I started thinking about this for two reasons: New York City and my recent trip to Oklahoma City.
In New York City, each morning I ride to work and use the 9th Ave bike lane, passing the various bakery’s, cafes, laundry, etc. I feel that in the 3 years that I’ve been taking this route, the area has really began to change and develop into a neighborhood nicer than it was before. And the reason isn’t because of larger retail or restaurant chains moving in.
The area has continued to improve because it’s businesses are locally owned and the owners care about the stake that they share in the common storefront, sidewalk and services they offer. The money that I’ve spent at Billy’s or the handful of cafe’s that my wife and I frequent are put right back into that street – an example being the landscaping and the bike lane improvements the city has created. The people behind the counter and in the back office are the same ones we see at the nearby market. They each have a personal stake in the health of our local economy.
A $50.00 contribution to that health adds up pretty quick over a month … a cup of coffee, a meal out with the girl, a piece of art or clothing. That small contribution to a local business is what keeps the brick and mortar of our nation around and builds a stronger financial base for the cities we live in.
The second reason for this post is my recent trip to Oklahoma City. I’m not going to get into a comparison between NYC and OKC because you can’t. It’s apples and oranges and unfair to the individual advantages both provide.
I spent most of my time during this trip in the downtown neighborhoods (I refer to downtown as all the various neighborhoods: Bricktown, Deep Deuce, Auto Alley, etc) and most of that time I was equally shocked in good and bad ways.² The biggest ‘good’ by far was that downtown, it’s local. All of it.³
And that is the best thing that can happen for downtown Oklahoma City as it begins taking its first real steps towards becoming a viable neighborhood rather than just a ‘destination.’ My wife and I enjoyed the fact that we weren’t walking into a generic retail oriented development similar to what’s occurring around the nation. (do we really need another mall fashioned as a ‘town square?’)
We were in Oklahoma City. Rather than a conforming sameness, the restaurants were uniquely individual, local and entirely Oklahoman. I have to call out Sage and Bolero. If the city took a more active stance in encouraging more developments like these downtown, residents and the necessary density would follow. And this is where government policy comes in.
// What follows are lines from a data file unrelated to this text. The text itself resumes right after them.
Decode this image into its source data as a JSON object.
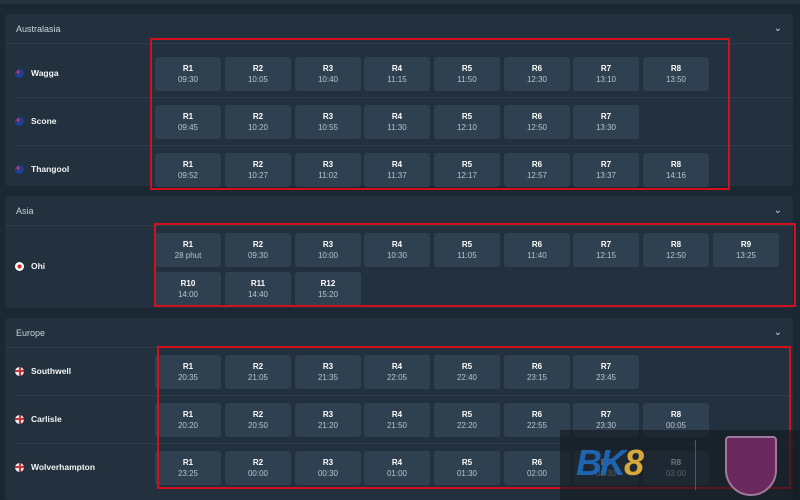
{
  "sections": [
    {
      "title": "Australasia",
      "venues": [
        {
          "name": "Wagga",
          "flag": "au",
          "races": [
            [
              "R1",
              "09:30"
            ],
            [
              "R2",
              "10:05"
            ],
            [
              "R3",
              "10:40"
            ],
            [
              "R4",
              "11:15"
            ],
            [
              "R5",
              "11:50"
            ],
            [
              "R6",
              "12:30"
            ],
            [
              "R7",
              "13:10"
            ],
            [
              "R8",
              "13:50"
            ]
          ]
        },
        {
          "name": "Scone",
          "flag": "au",
          "races": [
            [
              "R1",
              "09:45"
            ],
            [
              "R2",
              "10:20"
            ],
            [
              "R3",
              "10:55"
            ],
            [
              "R4",
              "11:30"
            ],
            [
              "R5",
              "12:10"
            ],
            [
              "R6",
              "12:50"
            ],
            [
              "R7",
              "13:30"
            ]
          ]
        },
        {
          "name": "Thangool",
          "flag": "au",
          "races": [
            [
              "R1",
              "09:52"
            ],
            [
              "R2",
              "10:27"
            ],
            [
              "R3",
              "11:02"
            ],
            [
              "R4",
              "11:37"
            ],
            [
              "R5",
              "12:17"
            ],
            [
              "R6",
              "12:57"
            ],
            [
              "R7",
              "13:37"
            ],
            [
              "R8",
              "14:16"
            ]
          ]
        }
      ]
    },
    {
      "title": "Asia",
      "venues": [
        {
          "name": "Ohi",
          "flag": "jp",
          "races": [
            [
              "R1",
              "28 phut"
            ],
            [
              "R2",
              "09:30"
            ],
            [
              "R3",
              "10:00"
            ],
            [
              "R4",
              "10:30"
            ],
            [
              "R5",
              "11:05"
            ],
            [
              "R6",
              "11:40"
            ],
            [
              "R7",
              "12:15"
            ],
            [
              "R8",
              "12:50"
            ],
            [
              "R9",
              "13:25"
            ],
            [
              "R10",
              "14:00"
            ],
            [
              "R11",
              "14:40"
            ],
            [
              "R12",
              "15:20"
            ]
          ]
        }
      ]
    },
    {
      "title": "Europe",
      "venues": [
        {
          "name": "Southwell",
          "flag": "gb",
          "races": [
            [
              "R1",
              "20:35"
            ],
            [
              "R2",
              "21:05"
            ],
            [
              "R3",
              "21:35"
            ],
            [
              "R4",
              "22:05"
            ],
            [
              "R5",
              "22:40"
            ],
            [
              "R6",
              "23:15"
            ],
            [
              "R7",
              "23:45"
            ]
          ]
        },
        {
          "name": "Carlisle",
          "flag": "gb",
          "races": [
            [
              "R1",
              "20:20"
            ],
            [
              "R2",
              "20:50"
            ],
            [
              "R3",
              "21:20"
            ],
            [
              "R4",
              "21:50"
            ],
            [
              "R5",
              "22:20"
            ],
            [
              "R6",
              "22:55"
            ],
            [
              "R7",
              "23:30"
            ],
            [
              "R8",
              "00:05"
            ]
          ]
        },
        {
          "name": "Wolverhampton",
          "flag": "gb",
          "races": [
            [
              "R1",
              "23:25"
            ],
            [
              "R2",
              "00:00"
            ],
            [
              "R3",
              "00:30"
            ],
            [
              "R4",
              "01:00"
            ],
            [
              "R5",
              "01:30"
            ],
            [
              "R6",
              "02:00"
            ],
            [
              "R7",
              "02:30"
            ],
            [
              "R8",
              "03:00"
            ]
          ]
        }
      ]
    }
  ],
  "watermark": {
    "logo_text": "BK8"
  },
  "colors": {
    "highlight": "#d0101c",
    "tile": "#2f4050"
  }
}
I believe that one of the smartest things any city could do right now is find creative ways to encourage existing small businesses to expand and entrepreneurs to hang their own signs on the storefront. Whether its taking advantage of the $15 billion that’s been used to open up credit, or helping forge partnerships between smaller, local banks.
Big national banks are much more likely to have been drawn into the mess of securitized loans and credit default swaps, forcing them to preserve capital. But, the smaller local banks have traditionally made their livings off of loans that they carry on their own balance sheets to individuals and small businesses. I guess I’m wondering out loud how can the city better facilitate the connections between the local banks and the local businesses?
It would be interesting to see an easy to use, effective and sustainable shop-front concept evolve that engages people with ideas, developers, local backers and the broader community. I saw lots of small, individual shops pop up in the city and I believe it’s a momentum that needs to be actively encouraged. (something that very might well be happening.) A smart city hall and chamber could make it a mission to ensure that it can attract and help launch as many of these ventures as possible.
- Emplolyment statistics courtesy U.S. Department of Labor/Bureau of Labor Statistics, 2/6/2009
- More of my thoughts will pop up in upcoming entries. I’m going to try and keep them tied into a larger discussion rather than a lengthy travelogue.
- I’m sure there are more national chains that I’m forgetting, but this was my impression rather than a rigorus survey. In Bricktown, I don’t count Sonic…it’s headquartered there, so you expect it. And aside from the IHOP and the obligatory Starbucks that reside on the outskirts, I find Bass Pro Shop to be a blight and an anomaly to any ‘downtown’ and refuse to acknowledge its existence. Personally, I think they need to relocate down to the river once Core2Shore and the re-alignment occurs.